A wonderful passage is to be found in “Cymbeline,” Act III., Scene 1, that seems to have been strangely neglected, where the Queen tells Cymbeline to remember--

“The natural bravery of your isle; which stands As Neptune’s park, ribbed and palèd in With rocks unscaleable and roaring waters; With sands that will not bear your enemies’ boats, But suck them up to the top-mast.”

And again, in the same scene, Cloten speaks of the Romans finding us in our “salt-water girdle.”

But no play of Shakespeare’s, except “The Tempest,” smacks so smartly of the brine as “Pericles,” the story of that much enduring Prince of Tyre whose nautical mishaps are made to have such a miraculously happy ending.
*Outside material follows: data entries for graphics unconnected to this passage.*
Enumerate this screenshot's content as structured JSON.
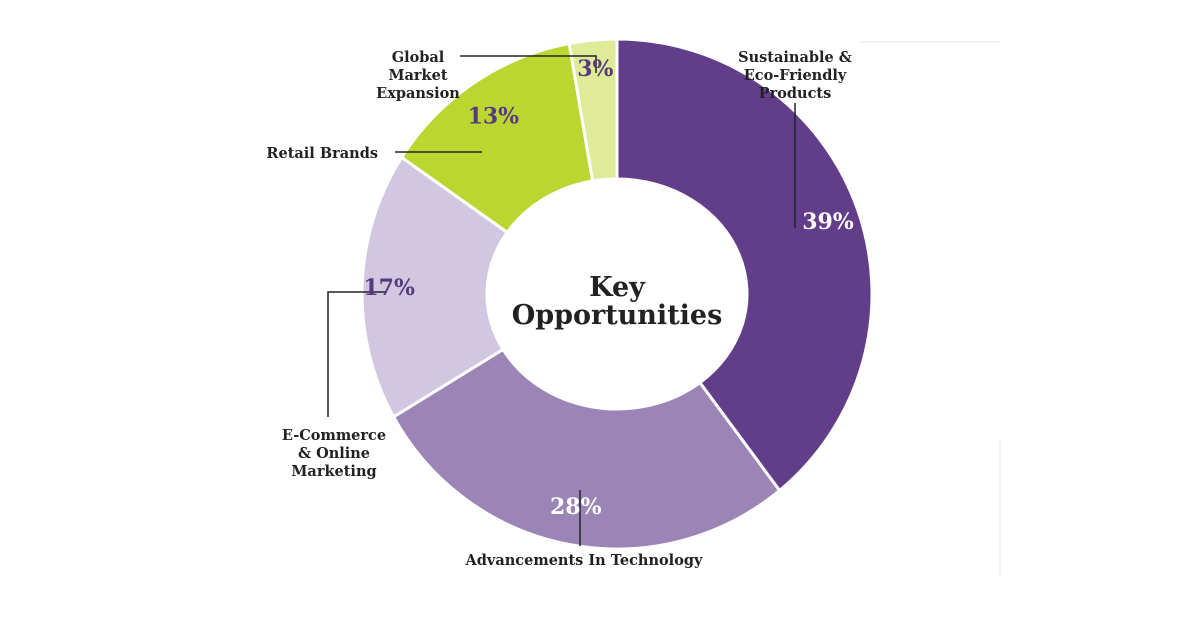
{
  "chart_data": {
    "type": "pie",
    "donut": true,
    "title": "Key Opportunities",
    "title_lines": [
      "Key",
      "Opportunities"
    ],
    "unit": "%",
    "slices": [
      {
        "label": "Sustainable & Eco-Friendly Products",
        "label_lines": [
          "Sustainable &",
          "Eco-Friendly",
          "Products"
        ],
        "value": 39,
        "display": "39%",
        "color": "#623e8a",
        "value_color": "#ffffff"
      },
      {
        "label": "Advancements In Technology",
        "label_lines": [
          "Advancements In Technology"
        ],
        "value": 28,
        "display": "28%",
        "color": "#9a85b6",
        "value_color": "#ffffff"
      },
      {
        "label": "E-Commerce & Online Marketing",
        "label_lines": [
          "E-Commerce",
          "& Online",
          "Marketing"
        ],
        "value": 17,
        "display": "17%",
        "color": "#d1c7e0",
        "value_color": "#553a80"
      },
      {
        "label": "Retail Brands",
        "label_lines": [
          "Retail Brands"
        ],
        "value": 13,
        "display": "13%",
        "color": "#bcd631",
        "value_color": "#553a80"
      },
      {
        "label": "Global Market Expansion",
        "label_lines": [
          "Global",
          "Market",
          "Expansion"
        ],
        "value": 3,
        "display": "3%",
        "color": "#dfeb99",
        "value_color": "#553a80"
      }
    ],
    "legend": "none"
  }
}
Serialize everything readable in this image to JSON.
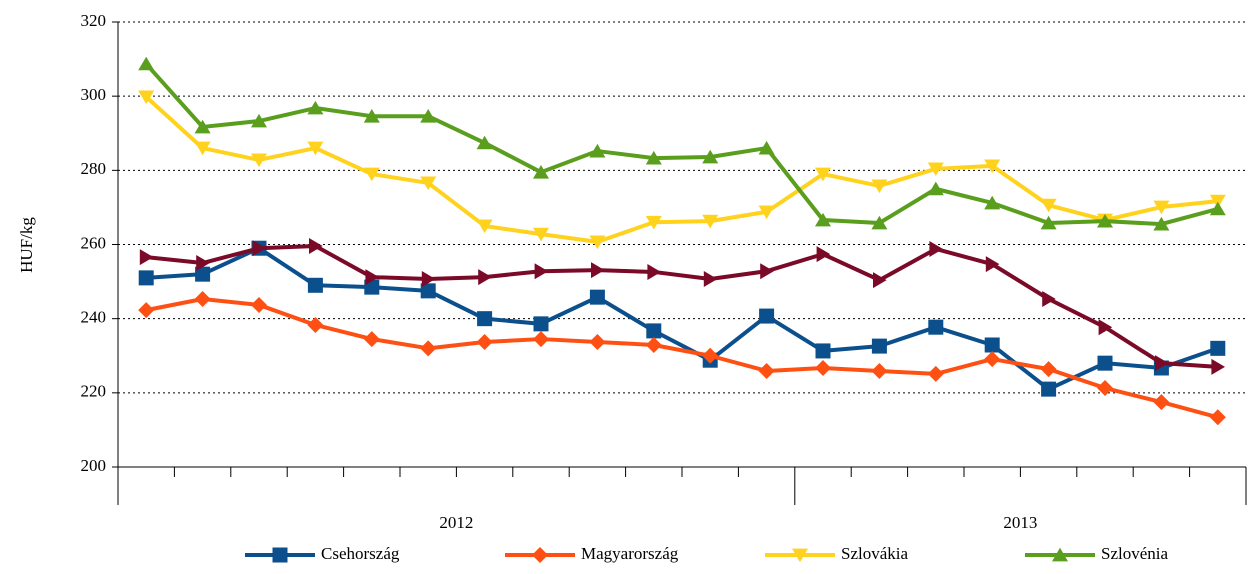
{
  "chart_data": {
    "type": "line",
    "categories": [
      "2012",
      "2012",
      "2012",
      "2012",
      "2012",
      "2012",
      "2012",
      "2012",
      "2012",
      "2012",
      "2012",
      "2012",
      "2013",
      "2013",
      "2013",
      "2013",
      "2013",
      "2013",
      "2013",
      "2013"
    ],
    "ylabel": "HUF/kg",
    "ylim": [
      200,
      320
    ],
    "yticks": [
      200,
      220,
      240,
      260,
      280,
      300,
      320
    ],
    "grid": true,
    "legend": "bottom",
    "series": [
      {
        "name": "Csehország",
        "color": "#0b4f8c",
        "marker": "square",
        "values": [
          251,
          252,
          259,
          249,
          248.5,
          247.5,
          240,
          238.6,
          245.8,
          236.7,
          228.8,
          240.7,
          231.3,
          232.6,
          237.7,
          232.9,
          221,
          228,
          226.7,
          232
        ]
      },
      {
        "name": "Magyarország",
        "color": "#ff5014",
        "marker": "diamond",
        "values": [
          242.3,
          245.3,
          243.7,
          238.3,
          234.5,
          232,
          233.7,
          234.5,
          233.7,
          232.9,
          230,
          225.9,
          226.7,
          225.9,
          225.1,
          229.1,
          226.4,
          221.3,
          217.5,
          213.4
        ]
      },
      {
        "name": "Szlovákia",
        "color": "#ffd21e",
        "marker": "triangle-down",
        "values": [
          299.8,
          286,
          282.8,
          286,
          279,
          276.6,
          265,
          262.8,
          260.7,
          266,
          266.3,
          268.8,
          279,
          275.8,
          280.4,
          281.2,
          270.6,
          266.6,
          270.1,
          271.7
        ]
      },
      {
        "name": "Szlovénia",
        "color": "#5a9e1e",
        "marker": "triangle-up",
        "values": [
          308.7,
          291.7,
          293.3,
          296.8,
          294.6,
          294.6,
          287.4,
          279.5,
          285.2,
          283.3,
          283.6,
          286,
          266.6,
          265.8,
          275,
          271.2,
          265.8,
          266.3,
          265.5,
          269.6
        ]
      },
      {
        "color": "#7a0a28",
        "marker": "triangle-right",
        "values": [
          256.6,
          255,
          259,
          259.6,
          251.2,
          250.7,
          251.2,
          252.8,
          253.1,
          252.6,
          250.7,
          252.8,
          257.4,
          250.4,
          258.8,
          254.7,
          245.3,
          237.7,
          228,
          227
        ]
      }
    ]
  }
}
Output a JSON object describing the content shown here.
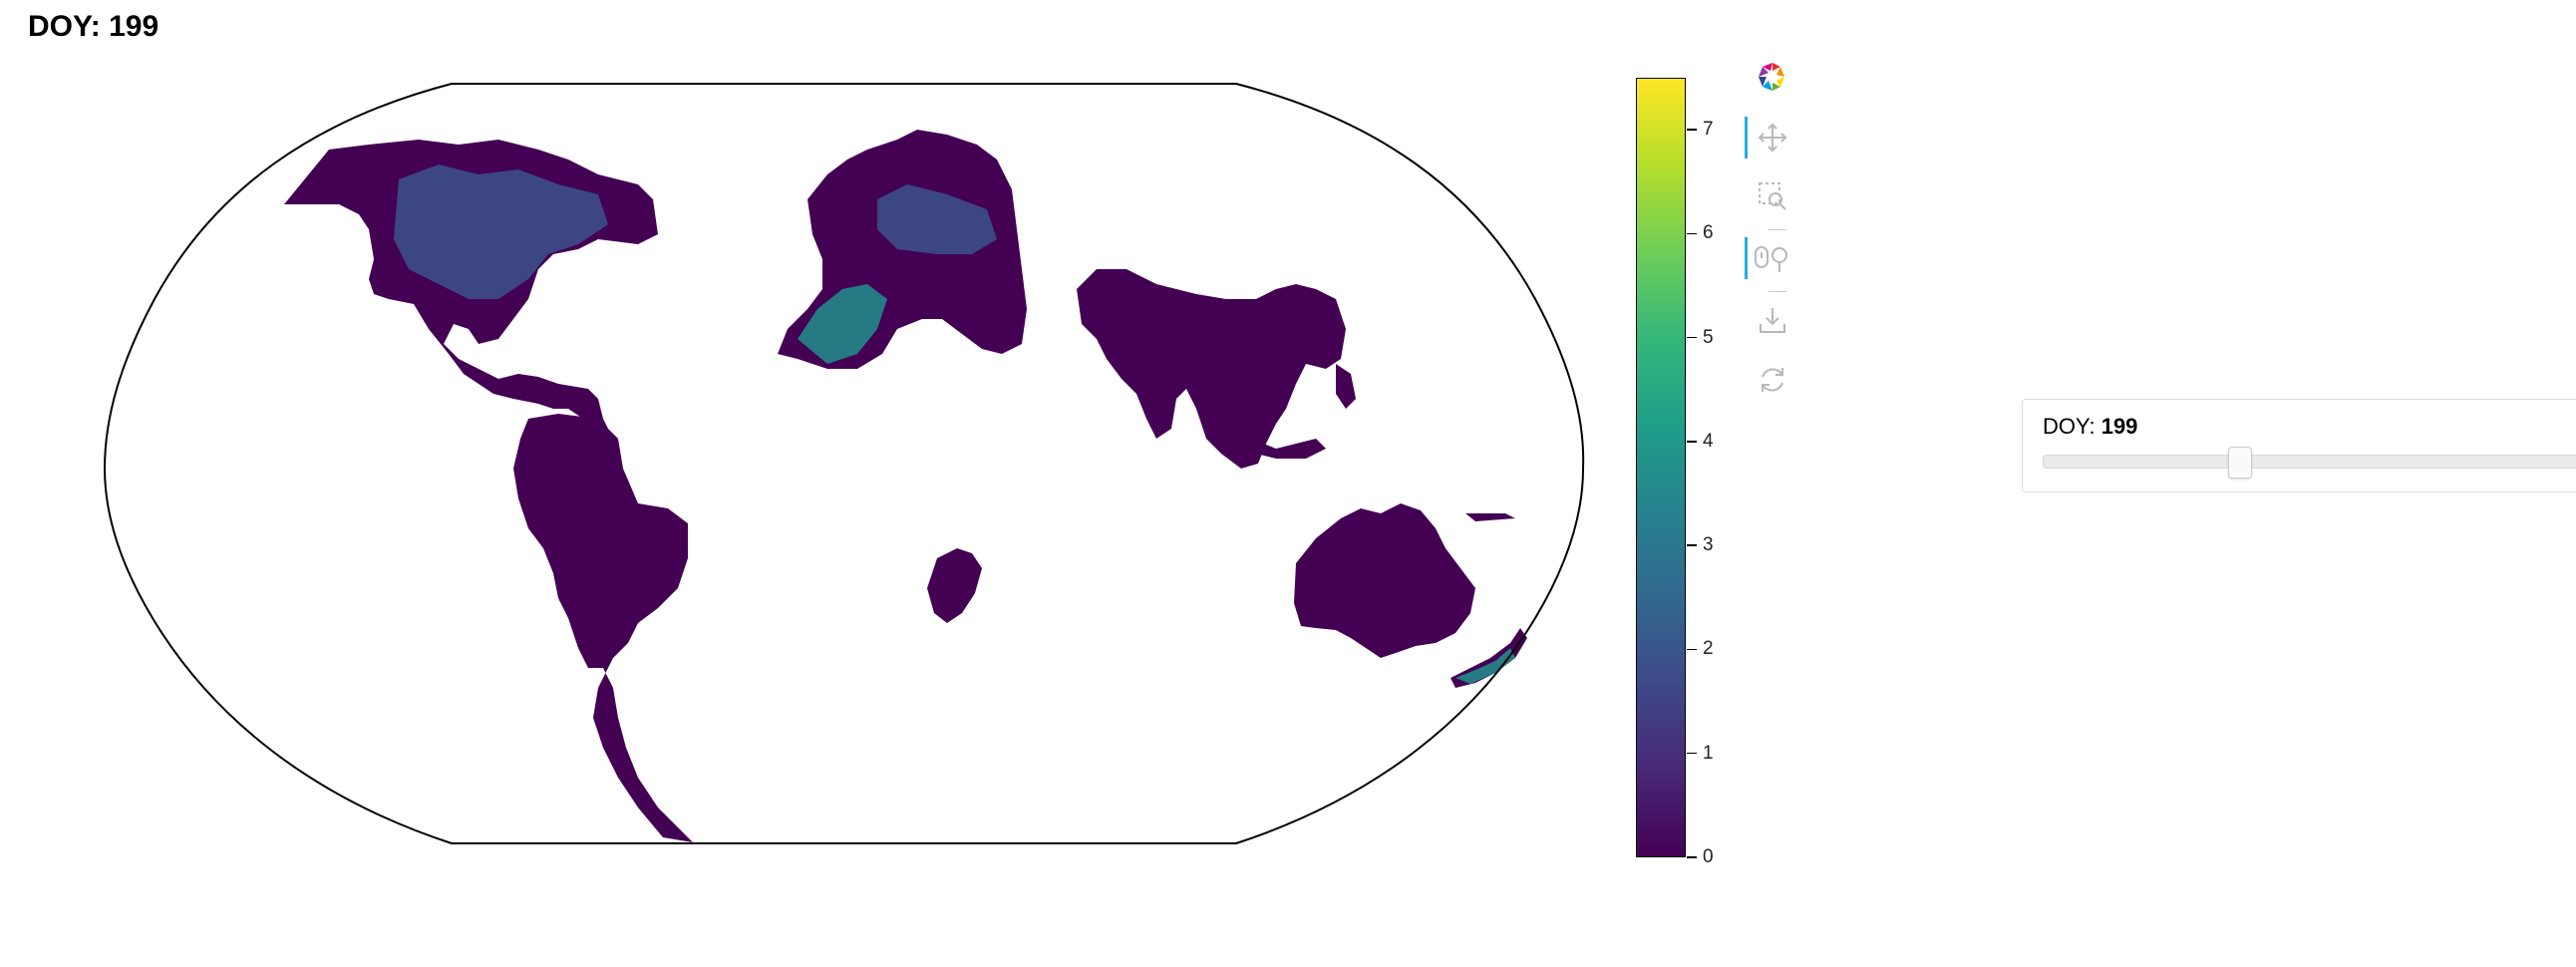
{
  "plot": {
    "title": "DOY: 199"
  },
  "colors": {
    "land_low": "#440154",
    "land_mid": "#3b528b",
    "land_high": "#21908d",
    "outline": "#000000",
    "toolbar_active": "#26aae1",
    "colorbar_stops": [
      "#440154",
      "#482878",
      "#3e4989",
      "#31688e",
      "#26828e",
      "#1f9e89",
      "#35b779",
      "#6ece58",
      "#b5de2b",
      "#fde725"
    ]
  },
  "colorbar": {
    "min": 0,
    "max": 7.5,
    "ticks": [
      {
        "value": 0,
        "label": "0"
      },
      {
        "value": 1,
        "label": "1"
      },
      {
        "value": 2,
        "label": "2"
      },
      {
        "value": 3,
        "label": "3"
      },
      {
        "value": 4,
        "label": "4"
      },
      {
        "value": 5,
        "label": "5"
      },
      {
        "value": 6,
        "label": "6"
      },
      {
        "value": 7,
        "label": "7"
      }
    ]
  },
  "toolbar": {
    "tools": [
      {
        "name": "bokeh-logo-icon",
        "icon": "bokeh-logo",
        "active": false
      },
      {
        "name": "pan-tool-icon",
        "icon": "pan",
        "active": true
      },
      {
        "name": "box-zoom-tool-icon",
        "icon": "box-zoom",
        "active": false
      },
      {
        "name": "wheel-zoom-tool-icon",
        "icon": "wheel-zoom",
        "active": true
      },
      {
        "name": "save-tool-icon",
        "icon": "save",
        "active": false
      },
      {
        "name": "reset-tool-icon",
        "icon": "reset",
        "active": false
      }
    ]
  },
  "slider": {
    "label": "DOY:",
    "value": "199",
    "fraction": 0.33
  }
}
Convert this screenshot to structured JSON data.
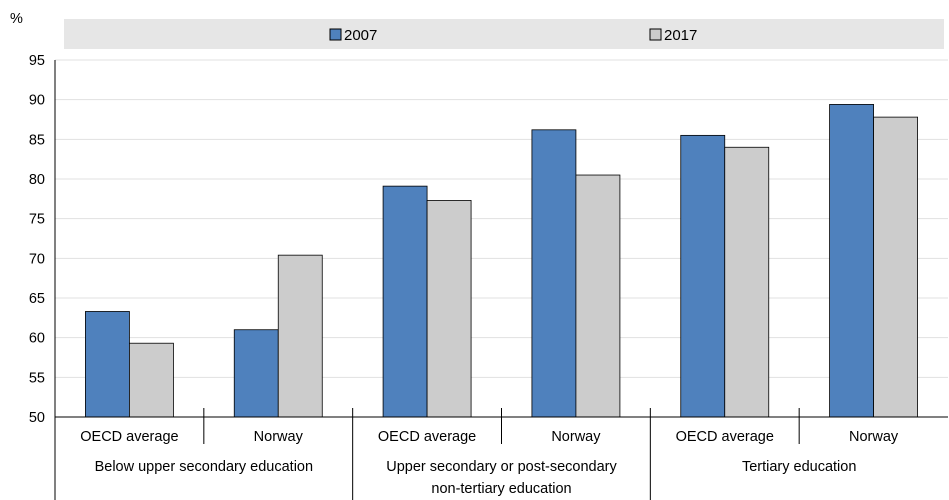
{
  "chart_data": {
    "type": "bar",
    "ylabel": "%",
    "ylim": [
      50,
      95
    ],
    "yticks": [
      50,
      55,
      60,
      65,
      70,
      75,
      80,
      85,
      90,
      95
    ],
    "grid": true,
    "legend_position": "top",
    "groups": [
      {
        "label": "Below upper secondary education",
        "categories": [
          "OECD average",
          "Norway"
        ]
      },
      {
        "label": "Upper secondary or post-secondary non-tertiary education",
        "categories": [
          "OECD average",
          "Norway"
        ]
      },
      {
        "label": "Tertiary education",
        "categories": [
          "OECD average",
          "Norway"
        ]
      }
    ],
    "series": [
      {
        "name": "2007",
        "color": "#4f81bd",
        "values": [
          63.3,
          61.0,
          79.1,
          86.2,
          85.5,
          89.4
        ]
      },
      {
        "name": "2017",
        "color": "#cccccc",
        "values": [
          59.3,
          70.4,
          77.3,
          80.5,
          84.0,
          87.8
        ]
      }
    ],
    "colors": {
      "legend_band": "#e6e6e6",
      "bar_stroke": "#000000"
    }
  }
}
In Act II., Scene 1, enter Pericles, wet, invoking Heaven that the sea having manifested its sovereignty over man, may grant him one last boon,--a peaceful death. To him appear three fishermen characteristically engaged in handling their nets, bullying one another, and discussing the latest wreck. And here we get a bit of sea-lore that all sailors deeply appreciate. “_3rd Fish._ Nay, master, said not I as much, when I saw the porpus how he bounced and tumbled? they say, they are half fish, half flesh; a plague on them! they ne’er come but I look to be wash’d.” Few indeed are the sailors even in these steamship days who have not heard that the excited leaping of porpoises presages a storm. The whole scene well deserves quotation, especially the true description of the whale (rorqual) “driving the poor fry before him and at last devours them all at a mouthful.” Space presses, however, and it will be much better for those interested to read for themselves. Act III., Scene 1, brings before us a companion picture to that in the opening of “The Tempest,” perhaps even more vivid; where the terrible travail of the elements is agonisingly contrasted with the birth-wail of an infant, and the passing of the hapless Princess. Beautiful indeed is the rough but honest heartening offered by the labouring sailors, broken off by the sea-command to--

“_1st Sailor._ Slack the bolins there; thou wilt not, wilt thou? Blow and split thyself.

_2nd Sailor._ But sea-room, an’ the brine and cloudy billow kiss the moon, I care not.”